Why get vaccinated?Meningococcal B vaccine can help protect against meningococcal disease caused by serogroup B. A different meningococcal vaccine is available that can help protect against serogroups A, C, W, and Y.
Meningococcal disease can cause meningitis (infection of the lining of the brain and spinal cord) and infections of the blood. Even when it is treated, meningococcal disease kills 10 to 15 infected people out of 100. And of those who survive, about 10 to 20 out of every 100 will suffer disabilities such as hearing loss, brain damage, kidney damage, loss of limbs, nervous system problems, or severe scars from skin grafts.
- Anyone can get meningococcal disease but certain people are at increased risk, including:
- Infants younger than one year old
- Adolescents and young adults 16 through 23 years old
- People with certain medical conditions that affect the immune system
- Microbiologists who routinely work with isolates of N. meningitidis, the bacteria that cause meningococcal disease
- People at risk because of an outbreak in their community
Meningococcal B vaccine
For best protection, more than 1 dose of a meningococcal B vaccine is needed. There are two meningococcal B vaccines available. The same vaccine must be used for all doses.
Meningococcal B vaccines are recommended for people 10 years or older who are at increased risk for serogroup B meningococcal disease, including:
- People at risk because of a serogroup B meningococcal disease outbreak
- Anyone whose spleen is damaged or has been removed, including people with sickle cell disease
- Anyone with a rare immune system condition called “persistent complement component deficiency”
- Anyone taking a type of drug called a complement inhibitor, such as eculizumab (also called Soliris®) or ravulizumab (also called Ultomiris®)
- Microbiologists who routinely work with isolates of N. meningitidis
These vaccines may also be given to anyone 16 through 23 years old to provide short-term protection against most strains of serogroup B meningococcal disease; 16 through 18 years are the preferred ages for vaccination.
Talk with your health care provider
Tell your vaccine provider if the person getting the vaccine:
- Has had an allergic reaction after a previous dose of meningococcal B vaccine, or has any severe, life-threatening allergies.
- Is pregnant or breastfeeding.
In some cases, your health care provider may decide to postpone meningococcal B vaccination to a future visit.
People with minor illnesses, such as a cold, may be vaccinated. People who are moderately or severely ill should usually wait until they recover before getting meningococcal B vaccine.

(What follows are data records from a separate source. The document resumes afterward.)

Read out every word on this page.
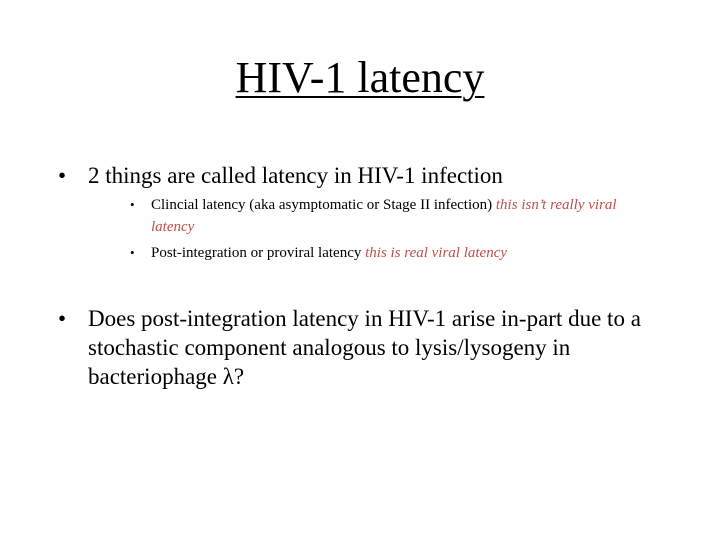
HIV-1 latency
• 2 things are called latency in HIV-1 infection
• Clincial latency (aka asymptomatic or Stage II infection) this isn’t really viral latency
• Post-integration or proviral latency this is real viral latency
• Does post-integration latency in HIV-1 arise in-part due to a stochastic component analogous to lysis/lysogeny in bacteriophage λ?
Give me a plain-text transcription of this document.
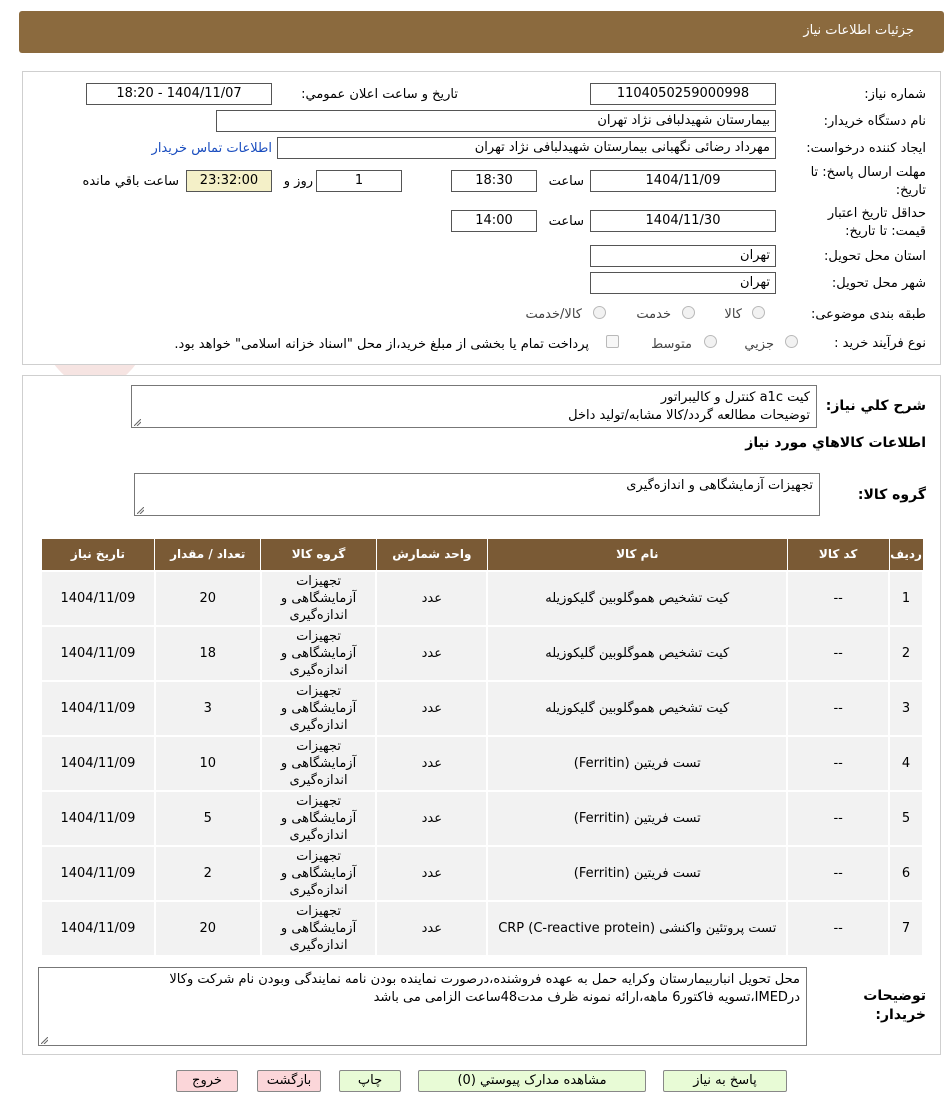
جزئیات اطلاعات نیاز
شماره نیاز:
1104050259000998
تاریخ و ساعت اعلان عمومي:
1404/11/07 - 18:20
نام دستگاه خريدار:
بیمارستان شهیدلبافی نژاد تهران
ایجاد کننده درخواست:
مهرداد رضائی نگهبانی بیمارستان شهیدلبافی نژاد تهران
اطلاعات تماس خریدار
مهلت ارسال پاسخ: تا
تاریخ:
1404/11/09
ساعت
18:30
1
روز و
23:32:00
ساعت باقي مانده
حداقل تاریخ اعتبار
قیمت: تا تاریخ:
1404/11/30
ساعت
14:00
استان محل تحویل:
تهران
شهر محل تحویل:
تهران
طبقه بندی موضوعی:
کالا
خدمت
کالا/خدمت
نوع فرآیند خرید :
جزیي
متوسط
پرداخت تمام یا بخشی از مبلغ خرید،از محل "اسناد خزانه اسلامی" خواهد بود.
شرح کلي نياز:
کیت a1c کنترل و کالیبراتور
توضیحات مطالعه گردد/کالا مشابه/تولید داخل
اطلاعات کالاهاي مورد نياز
گروه کالا:
تجهیزات آزمایشگاهی و اندازه‌گیری
ردیف	کد کالا	نام کالا	واحد شمارش	گروه کالا	تعداد / مقدار	تاریخ نیاز
1	--	کیت تشخیص هموگلوبین گلیکوزیله	عدد	تجهیزات
آزمایشگاهی و
اندازه‌گیری	20	1404/11/09
2	--	کیت تشخیص هموگلوبین گلیکوزیله	عدد	تجهیزات
آزمایشگاهی و
اندازه‌گیری	18	1404/11/09
3	--	کیت تشخیص هموگلوبین گلیکوزیله	عدد	تجهیزات
آزمایشگاهی و
اندازه‌گیری	3	1404/11/09
4	--	تست فریتین (Ferritin)	عدد	تجهیزات
آزمایشگاهی و
اندازه‌گیری	10	1404/11/09
5	--	تست فریتین (Ferritin)	عدد	تجهیزات
آزمایشگاهی و
اندازه‌گیری	5	1404/11/09
6	--	تست فریتین (Ferritin)	عدد	تجهیزات
آزمایشگاهی و
اندازه‌گیری	2	1404/11/09
7	--	تست پروتئین واکنشی (CRP (C-reactive protein	عدد	تجهیزات
آزمایشگاهی و
اندازه‌گیری	20	1404/11/09
توضیحات
خریدار:
محل تحویل انباربیمارستان وکرایه حمل به عهده فروشنده،درصورت نماینده بودن نامه نمایندگی وبودن نام شرکت وکالا
درIMED،تسویه فاکتور6 ماهه،ارائه نمونه ظرف مدت48ساعت الزامی می باشد
پاسخ به نیاز
مشاهده مدارک پیوستي (0)
چاپ
بازگشت
خروج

Your health care provider can give you more information.
Risks of a vaccine reaction
Soreness, redness, or swelling where the shot is given, tiredness, fatigue, headache, muscle or joint pain, fever, chills, nausea, or diarrhea can happen after meningococcal B vaccine. Some of these reactions occur in more than half of the people who receive the vaccine.
People sometimes faint after medical procedures, including vaccination. Tell your provider if you feel dizzy or have vision changes or ringing in the ears.
As with any medicine, there is a very remote chance of a vaccine causing a severe allergic reaction, other serious injury, or death.
What if there is a serious problem?
An allergic reaction could occur after the vaccinated person leaves the clinic. If you see signs of a severe allergic reaction (hives, swelling of the face and throat, difficulty breathing, a fast heartbeat, dizziness, or weakness), call 9-1-1 and get the person to the nearest hospital.
For other signs that concern you, call your health care provider.
Adverse reactions should be reported to the Vaccine Adverse Event Reporting System (VAERS). Your health care provider will usually file this report, or you can do it yourself. Visit the VAERS website or call 1-800-822-7967. VAERS is only for reporting reactions, and VAERS staff do not give medical advice.